By DPA
Tehran : Iran Monday rejected reports that quoted President Mahmoud Ahmadinejad as having accepted a proposal by Saudi Arabia to enrich uranium outside Iran.
A presidential office spokesman told the Press TV network that the president had merely said during the Organisation of Petroleum Exporting Countries (OPEC) summit in Riyadh that proposals made “by a brotherly and friendly country (Saudi Arabia)” would be studied by Tehran like other constructive proposals.
The Tehran press Monday quoted Ahmadinejad as saying in Riyadh that while pursuing the uranium enrichment process at home, Iran would also positively consider other options, such as the formation of a regional uranium consortium.
The proposal was initially made by Saudi Foreign Minister Prince Saud al-Faisal earlier this month but immediately rejected by Iran’s deputy chief nuclear negotiator Javad Vaeidi as “totally unacceptable.”
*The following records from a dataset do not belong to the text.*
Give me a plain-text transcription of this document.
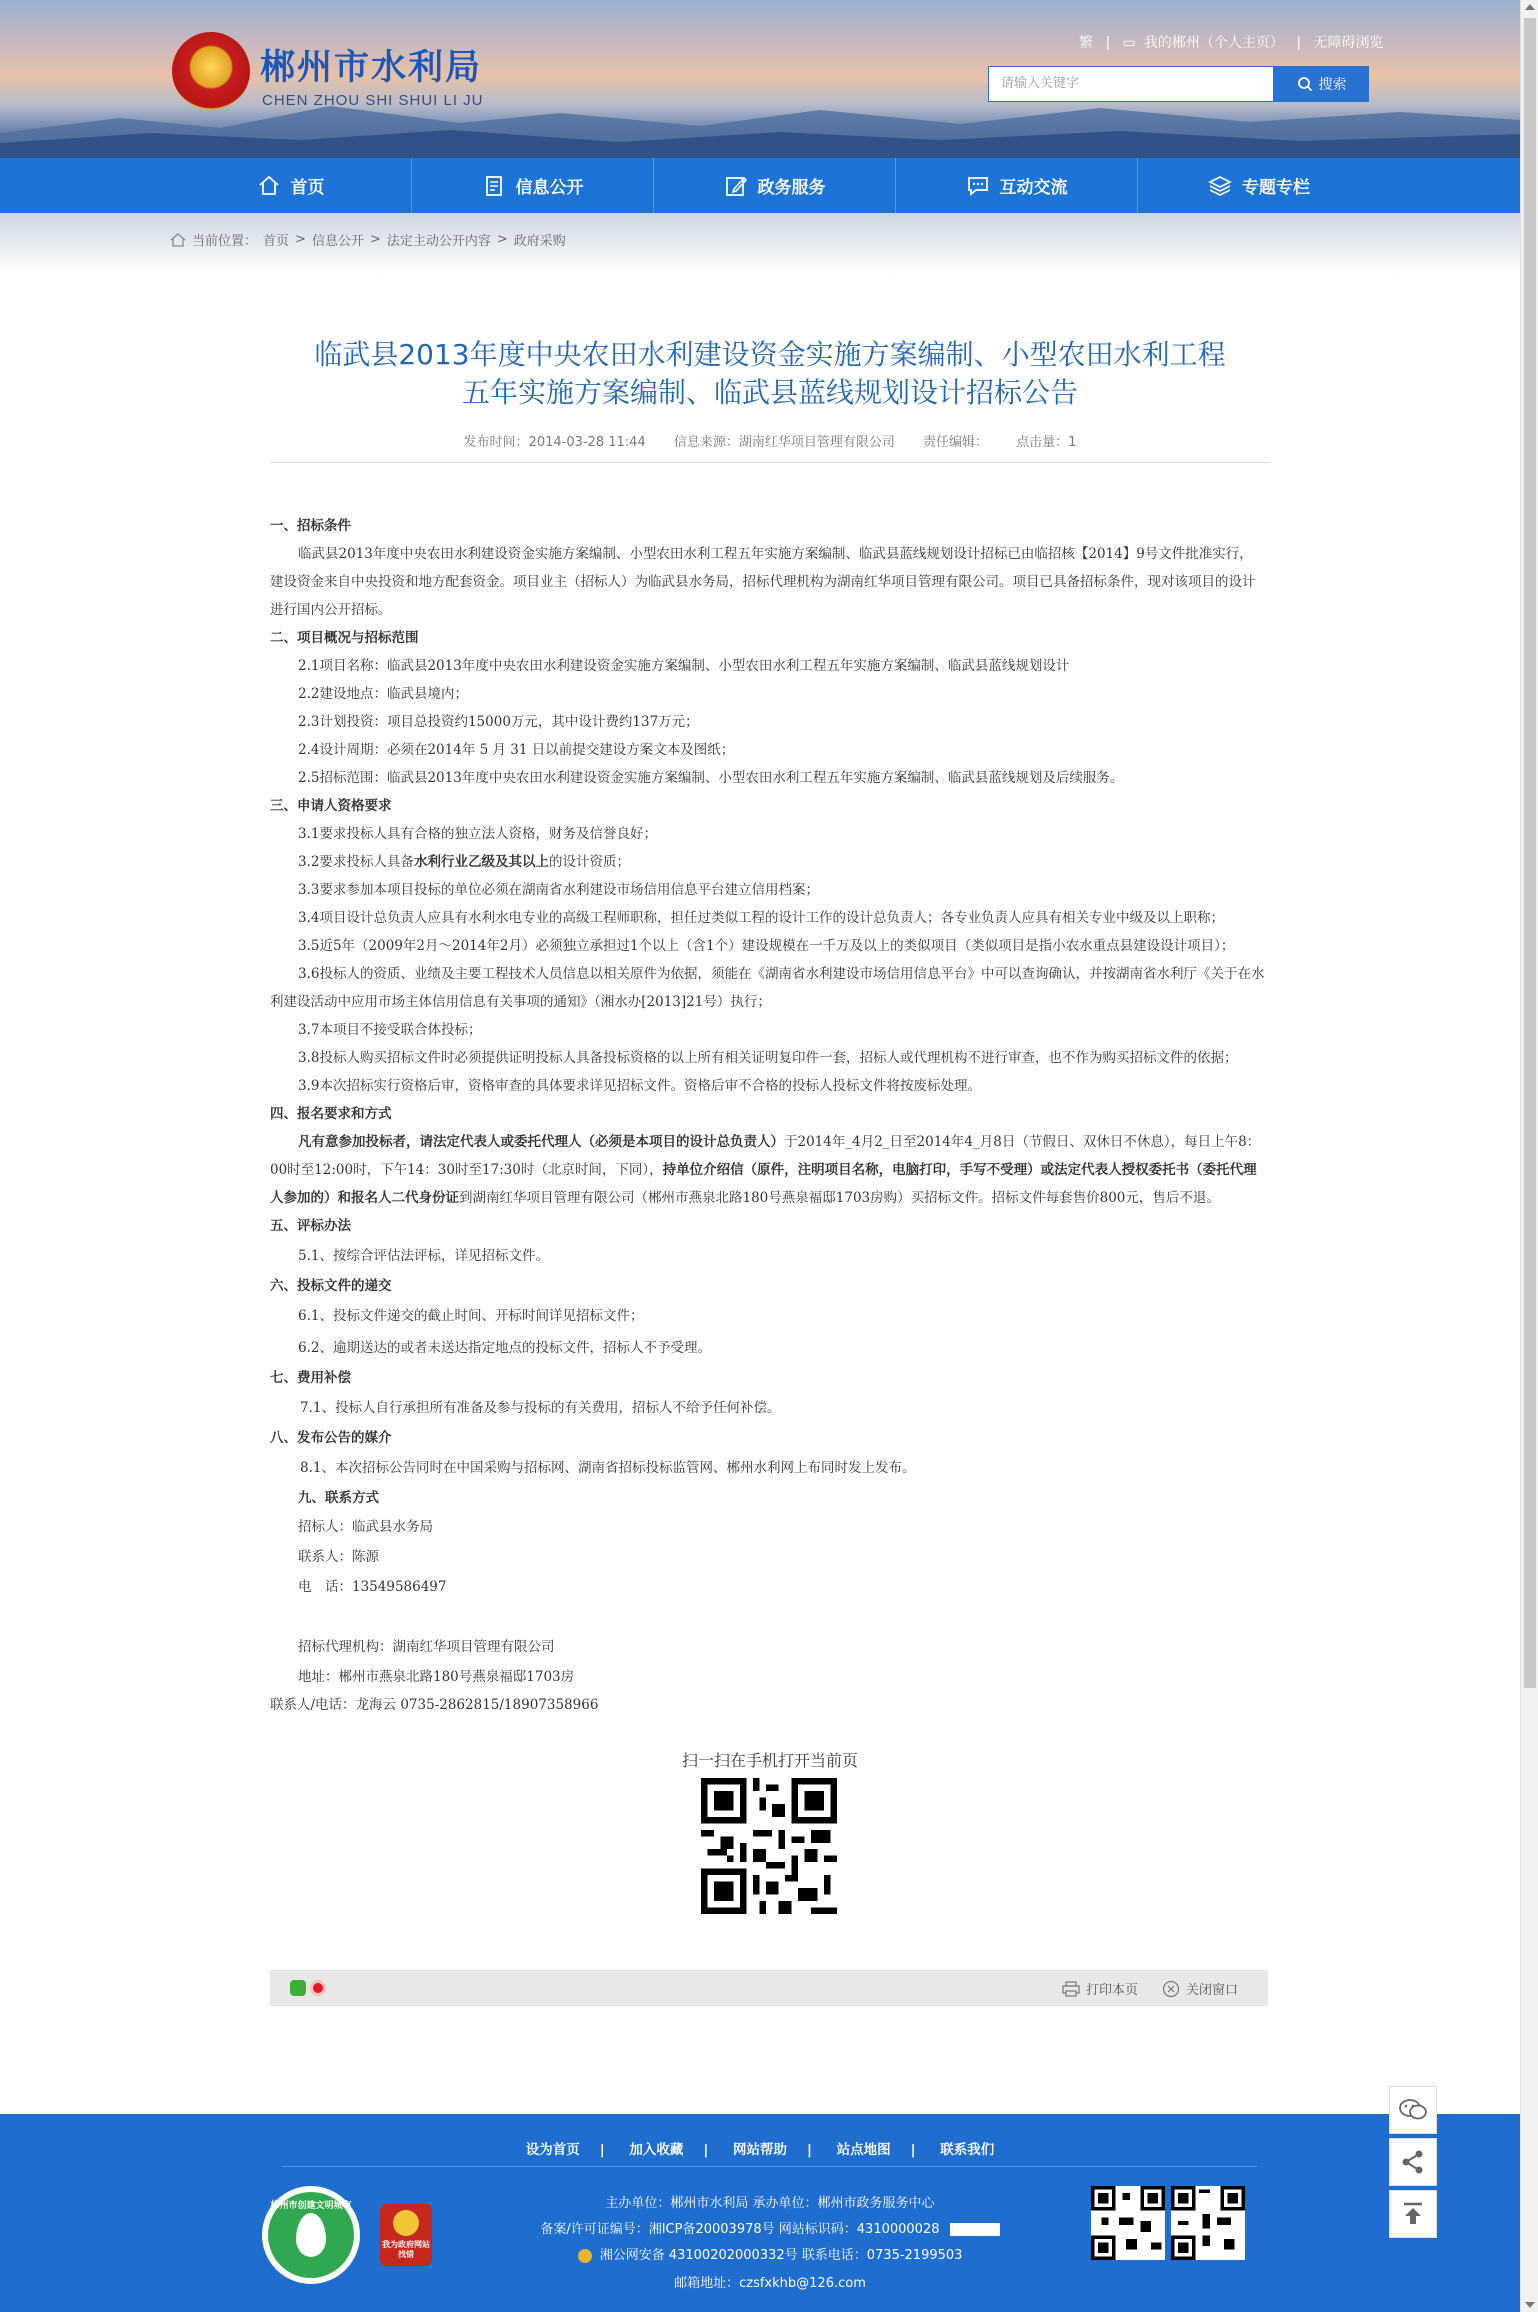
郴州市水利局
CHEN ZHOU SHI SHUI LI JU
繁 | ▭ 我的郴州（个人主页） | 无障碍浏览
请输入关键字	搜索
首页	信息公开	政务服务	互动交流	专题专栏
当前位置： 首页 > 信息公开 > 法定主动公开内容 > 政府采购
临武县2013年度中央农田水利建设资金实施方案编制、小型农田水利工程
五年实施方案编制、临武县蓝线规划设计招标公告
发布时间：2014-03-28 11:44 信息来源：湖南红华项目管理有限公司 责任编辑： 点击量：1

一、招标条件

临武县2013年度中央农田水利建设资金实施方案编制、小型农田水利工程五年实施方案编制、临武县蓝线规划设计招标已由临招核【2014】9号文件批准实行，建设资金来自中央投资和地方配套资金。项目业主（招标人）为临武县水务局，招标代理机构为湖南红华项目管理有限公司。项目已具备招标条件，现对该项目的设计进行国内公开招标。

二、项目概况与招标范围

2.1项目名称：临武县2013年度中央农田水利建设资金实施方案编制、小型农田水利工程五年实施方案编制、临武县蓝线规划设计

2.2建设地点：临武县境内；

2.3计划投资：项目总投资约15000万元，其中设计费约137万元；

2.4设计周期：必须在2014年 5 月 31 日以前提交建设方案文本及图纸；

2.5招标范围：临武县2013年度中央农田水利建设资金实施方案编制、小型农田水利工程五年实施方案编制、临武县蓝线规划及后续服务。

三、申请人资格要求

3.1要求投标人具有合格的独立法人资格，财务及信誉良好；

3.2要求投标人具备水利行业乙级及其以上的设计资质；

3.3要求参加本项目投标的单位必须在湖南省水利建设市场信用信息平台建立信用档案；

3.4项目设计总负责人应具有水利水电专业的高级工程师职称，担任过类似工程的设计工作的设计总负责人；各专业负责人应具有相关专业中级及以上职称；

3.5近5年（2009年2月～2014年2月）必须独立承担过1个以上（含1个）建设规模在一千万及以上的类似项目（类似项目是指小农水重点县建设设计项目）；

3.6投标人的资质、业绩及主要工程技术人员信息以相关原件为依据，须能在《湖南省水利建设市场信用信息平台》中可以查询确认，并按湖南省水利厅《关于在水利建设活动中应用市场主体信用信息有关事项的通知》（湘水办[2013]21号）执行；

3.7本项目不接受联合体投标；

3.8投标人购买招标文件时必须提供证明投标人具备投标资格的以上所有相关证明复印件一套，招标人或代理机构不进行审查，也不作为购买招标文件的依据；

3.9本次招标实行资格后审，资格审查的具体要求详见招标文件。资格后审不合格的投标人投标文件将按废标处理。

四、报名要求和方式

凡有意参加投标者，请法定代表人或委托代理人（必须是本项目的设计总负责人）于2014年_4月2_日至2014年4_月8日（节假日、双休日不休息），每日上午8：00时至12:00时，下午14：30时至17:30时（北京时间，下同），持单位介绍信（原件，注明项目名称，电脑打印，手写不受理）或法定代表人授权委托书（委托代理人参加的）和报名人二代身份证到湖南红华项目管理有限公司（郴州市燕泉北路180号燕泉福邸1703房购）买招标文件。招标文件每套售价800元，售后不退。

五、评标办法

5.1、按综合评估法评标，详见招标文件。

六、投标文件的递交

6.1、投标文件递交的截止时间、开标时间详见招标文件；

6.2、逾期送达的或者未送达指定地点的投标文件，招标人不予受理。

七、费用补偿

7.1、投标人自行承担所有准备及参与投标的有关费用，招标人不给予任何补偿。

八、发布公告的媒介

8.1、本次招标公告同时在中国采购与招标网、湖南省招标投标监管网、郴州水利网上布同时发上发布。

九、联系方式

招标人：临武县水务局

联系人：陈源

电　话：13549586497

招标代理机构：湖南红华项目管理有限公司

地址：郴州市燕泉北路180号燕泉福邸1703房

联系人/电话：龙海云 0735-2862815/18907358966

扫一扫在手机打开当前页
打印本页	关闭窗口
设为首页 | 加入收藏 | 网站帮助 | 站点地图 | 联系我们
郴州市创建文明城市
我为政府网站找错
主办单位：郴州市水利局 承办单位：郴州市政务服务中心
备案/许可证编号：湘ICP备20003978号 网站标识码：4310000028
湘公网安备 43100202000332号 联系电话：0735-2199503
邮箱地址：czsfxkhb@126.com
Vaeidi said that any proposal to pursue the enrichment process outside Iran was “meaningless,” and if aimed at stopping enrichment on Iranian soil, “they would be totally unacceptable.”
Top Iranian officials, including President Ahmadinejad and former chief nuclear negotiator Ali Larijani, have several times stressed that even in the case of the formation of a uranium consortium, Iran would prefer to have its own nuclear fuel cycle in order to avoid dependency on the West.
Ahmadinejad has in the past two years declared Iran’s intention to pursue its nuclear programme, including uranium enrichment, and said that even Western threats would not make the Islamic state retreat “one iota” from this right.